重低音で快走、JR東海「キハ85」が開いた新時代

俊足と「ワイドビュー」で在来線の先駆けに

キハ85系で運用する特急「ワイドビューひだ」は名古屋―高山・飛騨古川を結び、一部は富山まで走る。大阪―高山間も1日に1往復が設定されている。

飛騨エリアの中心地である高山は、伝統的な建物が残る「古い町並み」といった市内の見どころのほか、北アルプスや世界遺産に登録された「合掌造り集落」がある白川郷への玄関口ともなっている。飛騨古川には大ヒットしたアニメ映画の影響で「聖地巡礼」をする旅行者が増えた。近年、とくに目立つのが外国人観光客だ。「乗務員の車内巡回の報告によると、お客さまのうち外国人が2~3割を占める」(JR東海)という。

2016年には通訳オペレーターと話せるテレビ電話や音声翻訳機能を備えたタブレット端末を導入。
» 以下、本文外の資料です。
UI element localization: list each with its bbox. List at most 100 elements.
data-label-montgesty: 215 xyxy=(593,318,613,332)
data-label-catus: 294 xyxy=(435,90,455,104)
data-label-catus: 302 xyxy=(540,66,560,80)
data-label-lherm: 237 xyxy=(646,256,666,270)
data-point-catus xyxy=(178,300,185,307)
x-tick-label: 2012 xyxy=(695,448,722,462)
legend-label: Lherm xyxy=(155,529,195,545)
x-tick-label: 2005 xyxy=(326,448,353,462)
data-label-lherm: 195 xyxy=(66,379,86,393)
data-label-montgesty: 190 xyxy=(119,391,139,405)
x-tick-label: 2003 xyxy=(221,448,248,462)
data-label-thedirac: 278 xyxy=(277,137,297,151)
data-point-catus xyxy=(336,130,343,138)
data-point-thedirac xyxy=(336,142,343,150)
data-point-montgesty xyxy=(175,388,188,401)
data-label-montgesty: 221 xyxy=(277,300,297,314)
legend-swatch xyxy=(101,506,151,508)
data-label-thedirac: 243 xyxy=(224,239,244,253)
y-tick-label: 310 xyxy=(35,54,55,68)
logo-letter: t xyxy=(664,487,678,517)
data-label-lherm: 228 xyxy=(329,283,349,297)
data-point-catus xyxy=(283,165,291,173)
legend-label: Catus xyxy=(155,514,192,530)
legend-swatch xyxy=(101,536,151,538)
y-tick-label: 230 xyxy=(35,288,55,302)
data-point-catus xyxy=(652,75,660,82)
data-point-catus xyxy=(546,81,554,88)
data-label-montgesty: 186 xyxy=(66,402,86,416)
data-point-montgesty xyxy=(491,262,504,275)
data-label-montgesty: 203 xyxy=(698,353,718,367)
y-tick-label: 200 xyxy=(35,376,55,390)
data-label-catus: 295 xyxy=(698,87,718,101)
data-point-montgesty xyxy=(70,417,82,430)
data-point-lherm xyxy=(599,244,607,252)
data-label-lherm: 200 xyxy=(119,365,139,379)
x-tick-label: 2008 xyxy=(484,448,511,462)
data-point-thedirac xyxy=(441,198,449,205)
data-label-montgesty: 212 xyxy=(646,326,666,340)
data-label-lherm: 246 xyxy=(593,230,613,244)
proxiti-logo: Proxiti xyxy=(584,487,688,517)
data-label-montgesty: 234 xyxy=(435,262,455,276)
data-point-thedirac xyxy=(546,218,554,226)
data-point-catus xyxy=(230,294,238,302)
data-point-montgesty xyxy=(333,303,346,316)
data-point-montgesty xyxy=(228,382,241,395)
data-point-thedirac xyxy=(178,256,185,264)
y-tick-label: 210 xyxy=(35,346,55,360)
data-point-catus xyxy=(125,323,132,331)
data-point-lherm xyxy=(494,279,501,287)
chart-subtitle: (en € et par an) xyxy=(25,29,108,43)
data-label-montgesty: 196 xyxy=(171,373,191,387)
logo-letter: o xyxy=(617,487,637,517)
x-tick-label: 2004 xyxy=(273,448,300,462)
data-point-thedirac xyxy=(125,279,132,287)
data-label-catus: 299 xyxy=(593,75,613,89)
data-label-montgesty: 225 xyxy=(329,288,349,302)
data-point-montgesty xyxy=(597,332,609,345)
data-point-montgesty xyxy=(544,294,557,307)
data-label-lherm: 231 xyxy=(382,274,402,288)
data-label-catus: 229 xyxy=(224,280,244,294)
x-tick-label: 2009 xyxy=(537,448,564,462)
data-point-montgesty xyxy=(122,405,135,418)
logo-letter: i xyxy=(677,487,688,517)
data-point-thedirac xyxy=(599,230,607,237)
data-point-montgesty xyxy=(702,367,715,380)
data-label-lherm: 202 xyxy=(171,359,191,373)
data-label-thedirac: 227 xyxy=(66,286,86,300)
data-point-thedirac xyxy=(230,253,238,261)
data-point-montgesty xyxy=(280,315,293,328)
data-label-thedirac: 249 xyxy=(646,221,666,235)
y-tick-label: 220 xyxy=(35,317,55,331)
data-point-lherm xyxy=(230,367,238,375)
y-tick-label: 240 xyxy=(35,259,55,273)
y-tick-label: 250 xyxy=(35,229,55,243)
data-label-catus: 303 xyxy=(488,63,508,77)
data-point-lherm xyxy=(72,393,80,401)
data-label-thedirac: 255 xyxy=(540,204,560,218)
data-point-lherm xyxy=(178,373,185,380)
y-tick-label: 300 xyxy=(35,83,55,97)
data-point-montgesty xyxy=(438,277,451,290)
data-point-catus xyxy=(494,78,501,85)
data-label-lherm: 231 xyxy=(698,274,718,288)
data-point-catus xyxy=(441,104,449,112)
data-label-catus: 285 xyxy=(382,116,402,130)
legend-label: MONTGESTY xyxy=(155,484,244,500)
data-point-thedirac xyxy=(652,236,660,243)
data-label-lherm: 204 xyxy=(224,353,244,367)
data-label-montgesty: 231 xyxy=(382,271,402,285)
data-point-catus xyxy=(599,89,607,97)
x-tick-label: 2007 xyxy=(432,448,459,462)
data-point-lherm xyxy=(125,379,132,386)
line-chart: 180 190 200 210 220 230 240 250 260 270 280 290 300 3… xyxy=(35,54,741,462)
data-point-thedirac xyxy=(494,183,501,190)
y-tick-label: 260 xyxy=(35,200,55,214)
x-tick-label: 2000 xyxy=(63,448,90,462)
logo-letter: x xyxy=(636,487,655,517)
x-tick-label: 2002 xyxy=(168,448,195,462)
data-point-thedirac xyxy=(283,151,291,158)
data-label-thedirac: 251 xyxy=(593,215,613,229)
2018年にはすべての車両で無料Wi-Fiの提供を開始し、和式トイレの一部を洋式に改造するなど「おもてなし」対応を進めた。

車内放送は、例えば下呂駅に到着する際に「有馬温泉、草津温泉と並んで日本三名泉の1つで……別名『美人の湯』とも呼ばれています」などと下呂温泉を日本語と英語の自動放送で紹介をしている。

観光客やビジネス客だけでなく帰省の足として利用する人もいる。下呂市出身で首都圏在住の会社員の女性は、ワイドビューひだについて「新幹線から乗り換えるとやはり大きな窓が印象的。山や川の景色を眺めて地元に帰ってきたことを実感できます」と話していた。

紀勢本線は60周年

キハ85系のもう1つの活躍の舞台、紀勢本線も沿線に世界遺産・熊野古道をはじめとする観光地がある。特急「ワイドビュー南紀」は名古屋―新宮・紀伊勝浦を結んでいる。

7月に運行した「紀勢本線全通60周年号」(記者撮影)
記念列車を熊野駅のホームから関係者らが見送った(記者撮影)

今年7月には記念列車の「紀勢本線全通60周年号」が走った。紀勢本線は1959年7月15日、最後に残っていた熊野市内の三木里(みきさと)―新鹿(あたしか)間が開通、三重県の亀山駅と和歌山県の和歌山市駅が結ばれた。

熊野市の河上敢二市長は熊野駅での記念式典で、開通当時について「道が非常に悪くて、この地域は大雨が降ると津方面に出かけるのが困難なことがたくさんあった」と説明。「紀勢本線の開通によってやっと三重県の一員として認められた、そんなこともあったのではないか」と語った。

高山本線、紀勢本線の沿線地域は近年、高速道路などの整備が進み、バスやマイカーに対する鉄道の優位性はかつてほどでなくなっているが、通学や帰省、観光に欠かせない交通手段であることに変わりはない。これまで何度も自然災害に見舞われながらも復旧し、住民の生活や地元経済を支えてきた。